As for the destruction in the villages of Kravica, Bjelovac, Fakovići and Sikirić, the judgment stated that "the accused and members of his group of fighters participated in the attack." In the case of the village of Šiljkovići, the court stated that "there is evidence to establish that property was destroyed on a large scale."

===The appeal===
On 31 July 2006, UN chief prosecutor Carla del Ponte announced she would appeal against the two-year sentence, saying it was too short. Orić's lawyer said she would also launch an appeal, saying her client did not commit any crime and should be acquitted.
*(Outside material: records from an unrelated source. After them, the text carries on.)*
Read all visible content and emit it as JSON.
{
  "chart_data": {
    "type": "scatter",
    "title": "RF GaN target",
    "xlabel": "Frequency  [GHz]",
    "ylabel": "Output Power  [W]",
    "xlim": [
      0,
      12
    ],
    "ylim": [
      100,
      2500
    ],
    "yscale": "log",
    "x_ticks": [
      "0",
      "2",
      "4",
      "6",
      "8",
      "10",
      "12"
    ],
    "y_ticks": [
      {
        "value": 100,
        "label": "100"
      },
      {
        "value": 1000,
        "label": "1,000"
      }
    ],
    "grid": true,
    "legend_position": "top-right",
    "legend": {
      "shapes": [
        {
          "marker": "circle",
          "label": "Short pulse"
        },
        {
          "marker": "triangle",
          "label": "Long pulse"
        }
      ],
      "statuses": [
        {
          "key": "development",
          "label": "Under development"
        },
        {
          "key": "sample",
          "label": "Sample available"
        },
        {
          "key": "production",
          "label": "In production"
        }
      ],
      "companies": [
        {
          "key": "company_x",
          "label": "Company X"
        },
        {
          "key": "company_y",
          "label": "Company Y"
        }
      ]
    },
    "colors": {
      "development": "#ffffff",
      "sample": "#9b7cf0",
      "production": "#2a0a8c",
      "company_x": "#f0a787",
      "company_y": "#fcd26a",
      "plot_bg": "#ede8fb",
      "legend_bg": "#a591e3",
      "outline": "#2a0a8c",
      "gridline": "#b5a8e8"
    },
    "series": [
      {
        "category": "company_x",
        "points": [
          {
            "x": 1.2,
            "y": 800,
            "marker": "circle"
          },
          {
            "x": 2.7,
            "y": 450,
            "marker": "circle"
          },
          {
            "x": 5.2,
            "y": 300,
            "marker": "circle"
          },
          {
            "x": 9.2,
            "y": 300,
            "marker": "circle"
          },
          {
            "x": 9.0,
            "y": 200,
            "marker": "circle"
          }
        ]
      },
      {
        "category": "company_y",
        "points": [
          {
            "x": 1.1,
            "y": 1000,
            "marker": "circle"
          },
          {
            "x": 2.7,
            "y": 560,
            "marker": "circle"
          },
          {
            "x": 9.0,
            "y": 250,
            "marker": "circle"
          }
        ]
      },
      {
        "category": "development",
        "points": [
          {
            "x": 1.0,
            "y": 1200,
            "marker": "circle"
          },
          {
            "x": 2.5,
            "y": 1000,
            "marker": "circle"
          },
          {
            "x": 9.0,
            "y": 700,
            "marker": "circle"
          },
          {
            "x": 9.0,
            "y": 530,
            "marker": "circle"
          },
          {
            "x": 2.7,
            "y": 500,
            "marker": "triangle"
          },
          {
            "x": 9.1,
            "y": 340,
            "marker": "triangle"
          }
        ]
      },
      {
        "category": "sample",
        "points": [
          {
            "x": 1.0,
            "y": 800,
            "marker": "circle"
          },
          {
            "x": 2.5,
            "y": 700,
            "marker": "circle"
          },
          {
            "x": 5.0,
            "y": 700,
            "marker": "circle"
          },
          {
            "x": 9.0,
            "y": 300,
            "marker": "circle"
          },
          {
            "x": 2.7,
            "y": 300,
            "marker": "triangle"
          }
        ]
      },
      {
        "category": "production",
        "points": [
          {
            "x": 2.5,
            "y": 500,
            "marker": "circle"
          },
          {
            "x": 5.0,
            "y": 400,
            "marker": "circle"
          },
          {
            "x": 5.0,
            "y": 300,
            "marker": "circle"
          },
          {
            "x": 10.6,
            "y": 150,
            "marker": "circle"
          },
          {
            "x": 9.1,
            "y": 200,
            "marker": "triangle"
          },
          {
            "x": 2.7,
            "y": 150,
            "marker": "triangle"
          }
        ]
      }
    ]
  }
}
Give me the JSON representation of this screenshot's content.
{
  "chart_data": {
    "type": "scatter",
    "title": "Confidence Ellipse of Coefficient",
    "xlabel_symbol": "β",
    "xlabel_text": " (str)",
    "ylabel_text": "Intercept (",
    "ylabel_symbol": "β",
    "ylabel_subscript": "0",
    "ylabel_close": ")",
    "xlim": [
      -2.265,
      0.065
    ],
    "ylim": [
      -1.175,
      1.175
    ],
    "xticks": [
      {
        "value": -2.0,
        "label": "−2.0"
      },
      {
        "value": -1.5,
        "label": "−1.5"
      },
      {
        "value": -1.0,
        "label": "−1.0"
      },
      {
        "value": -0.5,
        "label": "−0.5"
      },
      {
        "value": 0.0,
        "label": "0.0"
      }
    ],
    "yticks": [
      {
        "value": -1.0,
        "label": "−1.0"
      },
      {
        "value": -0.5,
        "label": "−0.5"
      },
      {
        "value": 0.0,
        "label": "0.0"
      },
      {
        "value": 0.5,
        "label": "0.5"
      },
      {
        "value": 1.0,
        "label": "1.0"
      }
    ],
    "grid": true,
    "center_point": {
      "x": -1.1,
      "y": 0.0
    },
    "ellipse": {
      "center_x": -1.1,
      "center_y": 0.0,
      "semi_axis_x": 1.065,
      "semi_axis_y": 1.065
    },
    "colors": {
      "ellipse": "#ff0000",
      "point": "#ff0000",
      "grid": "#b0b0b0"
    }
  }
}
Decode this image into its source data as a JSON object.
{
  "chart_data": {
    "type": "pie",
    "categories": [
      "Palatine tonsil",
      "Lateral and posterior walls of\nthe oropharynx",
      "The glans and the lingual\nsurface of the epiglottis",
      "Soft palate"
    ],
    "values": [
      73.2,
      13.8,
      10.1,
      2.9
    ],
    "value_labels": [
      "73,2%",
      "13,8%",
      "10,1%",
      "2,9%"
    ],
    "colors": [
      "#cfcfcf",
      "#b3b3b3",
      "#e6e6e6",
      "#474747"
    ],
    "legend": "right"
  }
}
==After 2006 release from imprisonment==
As Orić had already spent more than two years in detention, following his trial he was released. He arrived at Sarajevo International Airport on 1 July 2006. On 4 July, he gave an interview to the Sarajevo daily Dnevni Avaz in which he stated among other things that the atmosphere in the ICTY detention unit was jovial and that there was no hostility between the inmates who were former war time adversaries. Orić said he passed the time by working out and learning English. He added that he believed that the behavior of an indictee in the detention unit and in the courtroom would reflect the severity of the prison term one would receive.

Naser Orić was arrested on 3 October 2008 by Bosnian police. He was charged in November 2008 with extorting 240,000 Bosnian Marks ($157,000) and illegal possession of weapons and ammunition. In July 2009 he was found guilty of illegal possession of weapons and ammunition but acquitted of extortion, and sentenced to two years in prison by a Sarajevo court. The sentence was subsequently reduced to four years probation and he was pardoned by the Bosnian Federation Presidency in 2012.

===2015 imprisonment in Switzerland and extradition on new charges===
On 2 February 2014, Interpol National Central Bureau for Serbia issued an arrest warrant for Naser Orić at the request of the Serbian Justice Ministry on suspicion of war crimes against civilian populations in the villages around the Srebrenica municipality in July 1992.

Swiss border police arrested him on 10 June 2015 on the French-Swiss border based on a warrant from Serbia.
Reactions came from the Bosniak-dominated government of Bosnia and Herzegovina, and organisations which support his innocence. The Bosnian government saw this as an attack by Serbia to cause tensions a month before the 20th anniversary of the Srebrenica genocide.

In 2015, the mayor of the Srebrenica municipality, Ćamil Duraković, ordered, with the agreement of local authorities, a delay of the marking of the 20th anniversary of the genocide, if Orić were transferred to Serbian authorities.

The warrant by the Serbian prosecution alleges that Orić and Bosnian Army soldier Sabahudin Muhić killed three Bosnian Serb prisoners of war in the villages of Zalazje, Lolici and Kunjerac in 1992, three years before the infamous 1995 attack on Srebrenica. He was, however, extradited to Bosnia and Herzegovina, not Serbia. In 2018 the State Court of Sarajevo acquitted him.